Studio apartments are not big in Chennai, but that could soon change with changing social norms and the huge influx of young software professionals. eports

It's difficult to sell studio apartments in Chennai. And it will be, for some more time. However, unmindful of the odds, a few builders have begun to market the concept of ‘matchbox houses' on OMR, where a huge number of young IT professionals live away from home and look for accommodation that's affordable and easy to maintain.

The most significant move has been made by Doshi Housing, which offers 20 studio apartments, ranging from 275 sq.ft to 380 sq.ft. (including common area), in its project Etiopia – II in Perungudi, OMR. In addition, this project has 12 semi-studio apartments in the size band of 415 sq.ft. to 460 sq.ft (including common area), which fall in the blurred region between studio apartments and one-bedroom flats.

Further down the IT Highway, in Thaiyur, Vijay Shanti Builders has devoted an entire floor in its Lotus Pond project to studio apartments as small as 350 sq.ft and highly compact single-bedroom apartments.

“Studio apartments are an emerging trend on OMR,” says Mehul Doshi, director, Doshi Housing. “We offered these apartments, targeting young IT professionals who want small, easy-to-maintain living spaces and, at the same time, look for bite-sized home loans that bring in noticeable tax benefits. These studio flats also appeal to those who want to buy flats as investment and rent them out to young IT professionals.”

Yogan Senthil Kumar, an R&D expert at an MNC, has gone in for a studio apartment with a carpet space of 200 sq.ft. He is encouraged that demand for housing on OMR is rising rapidly and he will eventually rent out his flat. “But I have uses for it now,” says Yogan. “As the studio apartment is a short walk away from my house on OMR, it can be my workspace. On such occasions, I can enjoy the amenities offered in this gated project, which includes a swimming pool. My wife Sujatha has suggested that Vikram, our 14-year-old son, prepare for his Board exams here without the distractions of television.”
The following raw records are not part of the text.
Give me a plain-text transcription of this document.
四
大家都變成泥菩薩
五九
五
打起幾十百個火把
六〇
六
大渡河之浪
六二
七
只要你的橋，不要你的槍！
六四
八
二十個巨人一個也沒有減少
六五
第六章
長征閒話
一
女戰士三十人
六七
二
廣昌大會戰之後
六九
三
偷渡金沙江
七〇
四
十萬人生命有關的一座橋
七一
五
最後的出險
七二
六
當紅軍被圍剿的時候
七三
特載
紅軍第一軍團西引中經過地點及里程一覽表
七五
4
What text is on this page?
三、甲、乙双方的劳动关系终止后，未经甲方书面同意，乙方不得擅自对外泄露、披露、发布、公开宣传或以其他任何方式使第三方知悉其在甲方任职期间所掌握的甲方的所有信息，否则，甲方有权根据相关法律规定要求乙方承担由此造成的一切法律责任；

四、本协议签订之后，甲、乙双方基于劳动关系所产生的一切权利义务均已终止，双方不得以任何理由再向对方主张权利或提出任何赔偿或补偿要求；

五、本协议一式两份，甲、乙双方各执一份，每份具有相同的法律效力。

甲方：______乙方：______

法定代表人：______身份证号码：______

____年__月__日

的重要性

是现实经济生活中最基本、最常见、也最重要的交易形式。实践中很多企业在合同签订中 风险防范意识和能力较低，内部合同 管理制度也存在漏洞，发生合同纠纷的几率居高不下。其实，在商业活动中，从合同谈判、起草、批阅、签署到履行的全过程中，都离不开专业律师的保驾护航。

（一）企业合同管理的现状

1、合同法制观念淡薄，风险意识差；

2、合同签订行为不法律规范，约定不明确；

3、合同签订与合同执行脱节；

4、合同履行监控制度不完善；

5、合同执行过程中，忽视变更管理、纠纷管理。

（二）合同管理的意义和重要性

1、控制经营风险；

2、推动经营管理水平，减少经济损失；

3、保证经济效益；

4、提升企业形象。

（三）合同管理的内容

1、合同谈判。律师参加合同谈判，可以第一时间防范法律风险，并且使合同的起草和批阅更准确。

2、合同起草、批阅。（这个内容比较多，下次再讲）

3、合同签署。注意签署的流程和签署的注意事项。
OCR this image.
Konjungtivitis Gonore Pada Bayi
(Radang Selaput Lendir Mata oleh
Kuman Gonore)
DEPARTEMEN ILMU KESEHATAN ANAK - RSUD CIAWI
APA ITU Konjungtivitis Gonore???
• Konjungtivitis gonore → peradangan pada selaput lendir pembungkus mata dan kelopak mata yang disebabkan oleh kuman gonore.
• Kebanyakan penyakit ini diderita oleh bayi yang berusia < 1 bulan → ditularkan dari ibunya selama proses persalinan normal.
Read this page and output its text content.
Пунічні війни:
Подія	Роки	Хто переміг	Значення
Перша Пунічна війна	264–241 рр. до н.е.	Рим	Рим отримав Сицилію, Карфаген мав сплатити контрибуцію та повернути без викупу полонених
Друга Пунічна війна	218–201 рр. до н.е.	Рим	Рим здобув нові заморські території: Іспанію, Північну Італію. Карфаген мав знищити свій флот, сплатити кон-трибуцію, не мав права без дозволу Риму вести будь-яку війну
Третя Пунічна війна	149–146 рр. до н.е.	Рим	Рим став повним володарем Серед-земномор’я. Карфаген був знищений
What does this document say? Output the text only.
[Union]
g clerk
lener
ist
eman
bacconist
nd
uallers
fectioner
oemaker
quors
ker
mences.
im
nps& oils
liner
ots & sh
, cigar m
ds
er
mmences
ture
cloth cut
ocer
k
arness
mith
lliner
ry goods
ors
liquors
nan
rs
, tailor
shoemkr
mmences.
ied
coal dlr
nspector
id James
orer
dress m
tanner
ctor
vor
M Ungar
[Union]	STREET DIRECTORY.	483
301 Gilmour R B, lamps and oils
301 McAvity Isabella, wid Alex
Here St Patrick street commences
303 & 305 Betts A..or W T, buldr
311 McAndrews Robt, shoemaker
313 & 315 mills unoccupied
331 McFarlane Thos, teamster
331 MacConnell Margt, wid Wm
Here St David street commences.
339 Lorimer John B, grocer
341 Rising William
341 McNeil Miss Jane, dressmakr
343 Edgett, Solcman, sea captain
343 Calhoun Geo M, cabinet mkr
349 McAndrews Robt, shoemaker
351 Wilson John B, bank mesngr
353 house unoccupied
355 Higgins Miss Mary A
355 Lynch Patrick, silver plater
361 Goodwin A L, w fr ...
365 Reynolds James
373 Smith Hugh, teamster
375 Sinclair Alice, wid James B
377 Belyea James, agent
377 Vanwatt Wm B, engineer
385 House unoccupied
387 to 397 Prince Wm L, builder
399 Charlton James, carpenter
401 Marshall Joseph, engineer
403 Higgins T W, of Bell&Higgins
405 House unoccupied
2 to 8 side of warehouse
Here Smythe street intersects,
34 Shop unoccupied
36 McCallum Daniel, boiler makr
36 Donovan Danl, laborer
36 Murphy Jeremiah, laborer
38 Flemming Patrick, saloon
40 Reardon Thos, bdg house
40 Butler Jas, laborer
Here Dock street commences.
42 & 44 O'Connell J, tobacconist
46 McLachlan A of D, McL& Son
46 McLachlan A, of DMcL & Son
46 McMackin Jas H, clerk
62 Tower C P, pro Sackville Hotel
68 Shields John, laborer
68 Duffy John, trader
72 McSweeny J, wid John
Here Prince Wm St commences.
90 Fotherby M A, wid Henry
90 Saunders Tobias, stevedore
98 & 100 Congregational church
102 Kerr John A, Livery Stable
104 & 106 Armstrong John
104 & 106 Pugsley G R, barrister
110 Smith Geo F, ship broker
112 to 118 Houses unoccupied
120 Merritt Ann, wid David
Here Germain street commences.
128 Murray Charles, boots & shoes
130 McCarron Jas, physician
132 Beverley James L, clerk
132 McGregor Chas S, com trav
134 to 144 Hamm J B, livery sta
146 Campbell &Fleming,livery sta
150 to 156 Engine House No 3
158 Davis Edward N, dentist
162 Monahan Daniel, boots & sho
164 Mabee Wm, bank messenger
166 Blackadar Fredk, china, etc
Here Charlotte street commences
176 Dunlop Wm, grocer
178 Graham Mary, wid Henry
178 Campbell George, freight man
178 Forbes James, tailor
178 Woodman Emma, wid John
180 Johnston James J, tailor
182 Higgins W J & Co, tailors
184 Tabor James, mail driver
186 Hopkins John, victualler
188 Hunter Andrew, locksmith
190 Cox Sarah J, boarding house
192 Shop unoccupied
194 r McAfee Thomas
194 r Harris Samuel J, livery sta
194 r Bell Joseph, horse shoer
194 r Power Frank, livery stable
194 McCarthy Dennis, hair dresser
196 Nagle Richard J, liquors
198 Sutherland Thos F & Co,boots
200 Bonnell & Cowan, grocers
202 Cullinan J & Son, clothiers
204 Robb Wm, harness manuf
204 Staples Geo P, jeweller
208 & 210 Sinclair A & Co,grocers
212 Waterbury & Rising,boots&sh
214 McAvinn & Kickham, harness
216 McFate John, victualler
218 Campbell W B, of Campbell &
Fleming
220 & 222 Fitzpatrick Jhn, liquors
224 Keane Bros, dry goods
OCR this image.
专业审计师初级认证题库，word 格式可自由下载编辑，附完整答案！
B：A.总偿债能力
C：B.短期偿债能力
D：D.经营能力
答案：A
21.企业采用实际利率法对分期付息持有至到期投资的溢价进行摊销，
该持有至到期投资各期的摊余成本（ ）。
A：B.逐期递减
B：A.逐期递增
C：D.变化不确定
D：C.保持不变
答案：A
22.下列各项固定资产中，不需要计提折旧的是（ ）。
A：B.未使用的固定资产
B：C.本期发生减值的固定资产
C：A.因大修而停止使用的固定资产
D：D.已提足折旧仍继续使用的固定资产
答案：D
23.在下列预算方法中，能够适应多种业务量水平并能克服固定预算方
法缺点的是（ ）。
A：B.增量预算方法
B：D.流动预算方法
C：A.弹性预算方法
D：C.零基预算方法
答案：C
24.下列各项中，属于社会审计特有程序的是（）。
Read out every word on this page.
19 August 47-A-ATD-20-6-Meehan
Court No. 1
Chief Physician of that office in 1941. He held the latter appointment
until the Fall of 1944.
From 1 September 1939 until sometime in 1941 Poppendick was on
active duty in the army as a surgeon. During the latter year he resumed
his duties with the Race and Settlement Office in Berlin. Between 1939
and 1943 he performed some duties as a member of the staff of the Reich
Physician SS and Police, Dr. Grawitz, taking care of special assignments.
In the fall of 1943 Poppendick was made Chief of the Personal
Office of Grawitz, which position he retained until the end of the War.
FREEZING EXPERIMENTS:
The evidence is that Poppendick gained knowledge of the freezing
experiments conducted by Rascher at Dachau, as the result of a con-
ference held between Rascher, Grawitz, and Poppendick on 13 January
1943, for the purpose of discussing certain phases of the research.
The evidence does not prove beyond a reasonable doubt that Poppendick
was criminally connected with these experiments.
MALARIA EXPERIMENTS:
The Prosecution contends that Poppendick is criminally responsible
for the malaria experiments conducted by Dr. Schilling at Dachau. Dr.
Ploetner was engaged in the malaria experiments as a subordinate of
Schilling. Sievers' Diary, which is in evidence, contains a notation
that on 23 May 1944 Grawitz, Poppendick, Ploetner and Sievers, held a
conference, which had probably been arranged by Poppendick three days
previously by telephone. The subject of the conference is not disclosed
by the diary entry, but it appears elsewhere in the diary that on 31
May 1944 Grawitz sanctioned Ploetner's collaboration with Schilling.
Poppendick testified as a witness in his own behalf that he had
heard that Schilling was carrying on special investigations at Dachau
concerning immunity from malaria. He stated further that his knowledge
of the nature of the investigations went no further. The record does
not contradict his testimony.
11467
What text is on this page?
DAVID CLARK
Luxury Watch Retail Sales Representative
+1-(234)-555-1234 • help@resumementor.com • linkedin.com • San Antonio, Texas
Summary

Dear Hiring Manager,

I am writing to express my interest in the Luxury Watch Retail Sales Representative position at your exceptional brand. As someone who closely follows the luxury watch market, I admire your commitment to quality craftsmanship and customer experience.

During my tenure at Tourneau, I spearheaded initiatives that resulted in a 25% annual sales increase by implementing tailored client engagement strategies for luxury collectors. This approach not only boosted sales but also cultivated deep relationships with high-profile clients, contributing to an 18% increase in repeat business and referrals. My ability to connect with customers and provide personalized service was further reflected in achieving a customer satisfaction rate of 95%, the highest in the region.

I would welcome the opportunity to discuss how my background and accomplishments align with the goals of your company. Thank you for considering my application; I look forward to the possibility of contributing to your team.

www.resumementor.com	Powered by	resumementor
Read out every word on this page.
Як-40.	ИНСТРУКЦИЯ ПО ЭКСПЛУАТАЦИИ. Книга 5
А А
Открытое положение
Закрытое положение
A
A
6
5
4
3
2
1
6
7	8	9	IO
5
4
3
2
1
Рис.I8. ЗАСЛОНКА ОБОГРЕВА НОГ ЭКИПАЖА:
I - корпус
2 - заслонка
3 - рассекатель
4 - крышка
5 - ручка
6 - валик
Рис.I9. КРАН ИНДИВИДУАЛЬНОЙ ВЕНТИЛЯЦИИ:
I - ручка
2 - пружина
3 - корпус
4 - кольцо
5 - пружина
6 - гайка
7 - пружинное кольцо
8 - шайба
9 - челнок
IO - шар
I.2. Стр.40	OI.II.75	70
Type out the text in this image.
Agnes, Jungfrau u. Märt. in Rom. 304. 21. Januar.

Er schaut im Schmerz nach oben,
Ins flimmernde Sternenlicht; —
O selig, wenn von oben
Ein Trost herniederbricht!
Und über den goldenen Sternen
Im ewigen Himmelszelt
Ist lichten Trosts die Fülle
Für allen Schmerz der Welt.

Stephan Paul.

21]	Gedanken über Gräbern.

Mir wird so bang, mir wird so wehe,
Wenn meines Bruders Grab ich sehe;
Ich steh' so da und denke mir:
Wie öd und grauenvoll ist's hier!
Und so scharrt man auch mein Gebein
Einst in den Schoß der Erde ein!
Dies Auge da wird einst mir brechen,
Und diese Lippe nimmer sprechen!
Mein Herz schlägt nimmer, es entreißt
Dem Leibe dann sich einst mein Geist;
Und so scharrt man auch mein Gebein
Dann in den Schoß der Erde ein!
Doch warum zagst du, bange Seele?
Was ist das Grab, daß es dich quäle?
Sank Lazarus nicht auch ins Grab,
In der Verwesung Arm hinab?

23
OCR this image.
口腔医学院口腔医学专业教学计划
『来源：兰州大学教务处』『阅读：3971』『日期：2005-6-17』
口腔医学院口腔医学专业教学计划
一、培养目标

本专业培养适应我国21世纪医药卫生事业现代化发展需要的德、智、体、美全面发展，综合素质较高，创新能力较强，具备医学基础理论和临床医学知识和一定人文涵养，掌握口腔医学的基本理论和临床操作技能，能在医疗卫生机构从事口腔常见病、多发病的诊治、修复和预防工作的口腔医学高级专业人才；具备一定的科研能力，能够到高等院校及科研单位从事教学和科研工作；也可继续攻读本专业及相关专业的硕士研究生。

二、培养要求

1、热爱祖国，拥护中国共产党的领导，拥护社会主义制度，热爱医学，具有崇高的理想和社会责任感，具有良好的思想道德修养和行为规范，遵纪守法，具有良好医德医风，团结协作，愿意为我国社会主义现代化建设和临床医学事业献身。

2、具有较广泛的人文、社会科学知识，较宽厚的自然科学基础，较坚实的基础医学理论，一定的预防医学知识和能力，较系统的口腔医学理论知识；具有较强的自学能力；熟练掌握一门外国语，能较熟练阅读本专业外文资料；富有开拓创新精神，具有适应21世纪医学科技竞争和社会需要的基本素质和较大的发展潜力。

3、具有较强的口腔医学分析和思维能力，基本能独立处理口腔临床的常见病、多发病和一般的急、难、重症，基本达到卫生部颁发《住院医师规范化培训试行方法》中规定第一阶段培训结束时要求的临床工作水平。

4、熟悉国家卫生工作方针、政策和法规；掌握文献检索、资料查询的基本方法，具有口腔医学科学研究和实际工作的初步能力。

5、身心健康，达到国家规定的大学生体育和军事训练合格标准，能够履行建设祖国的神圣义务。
“Given the nature of the IT industry, where professionals are encouraged to pull up stakes and move to newer places for more challenging projects, studio apartments will gain in significance,” says Suresh Jain, managing director, Vijay Shanthi Builders.

Take Suresh Kumar Vijayaraghavan, who considers it pointless to invest in a big apartment. when he is not certain of continuing to work in the city. “My next project can take me to some other city and, therefore, I decided to buy a semi-studio apartment with a carpet space of roughly 370 sq.ft. Why should I invest in a plush Rs. 1 crore apartment?,” says Suresh kumar, employed with a software company on OMR. Yogan echoes the sentiment. “A few years down the line, I may relocate to another city. In that eventuality, I need only a cosy little place to stay at when I visit Chennai. If we move out of the city but our son takes up college education here, he can stay at this flat instead of a hostel. Whoever uses it — my son or I— keeping this studio flat in order will not be a hassle. For the same reason, studio apartments are ideal for senior citizens, provided help is at hand.”

Besides exigencies of work, Suresh Kumar lists culture as a major driver of housing choices. “In the West, where independence is valued and relationships are more fragile, studio flats are common. When the joint family system held sway, Indian houses were big. After the system crumbled and nuclear families became the norm, houses shrank in size. Similarly, the nascent interest in studio flats in our country reflects a cultural change,” says Suresh, adding, “I chose a semi-studio apartment, which has a small additional room, because I got married recently and expect relatives to visit me.”

“It is usually a combination of factors, capped by economic considerations [that drive the choice of a studio flat],” says Pratish Devadoss, managing director, VGN Developers. “Studio flats spring up in places where housing is prohibitive and which have high concentrations of young professionals with good purchasing power. In Mumbai, where housing comes at a steep price, studio apartments are well received. In Chennai, semi-studio apartments — with a small extra room that can serve multiple purposes — are already popular. With more economic growth, studio apartments will also be better received here. Not just on OMR, but on all industrial corridors.”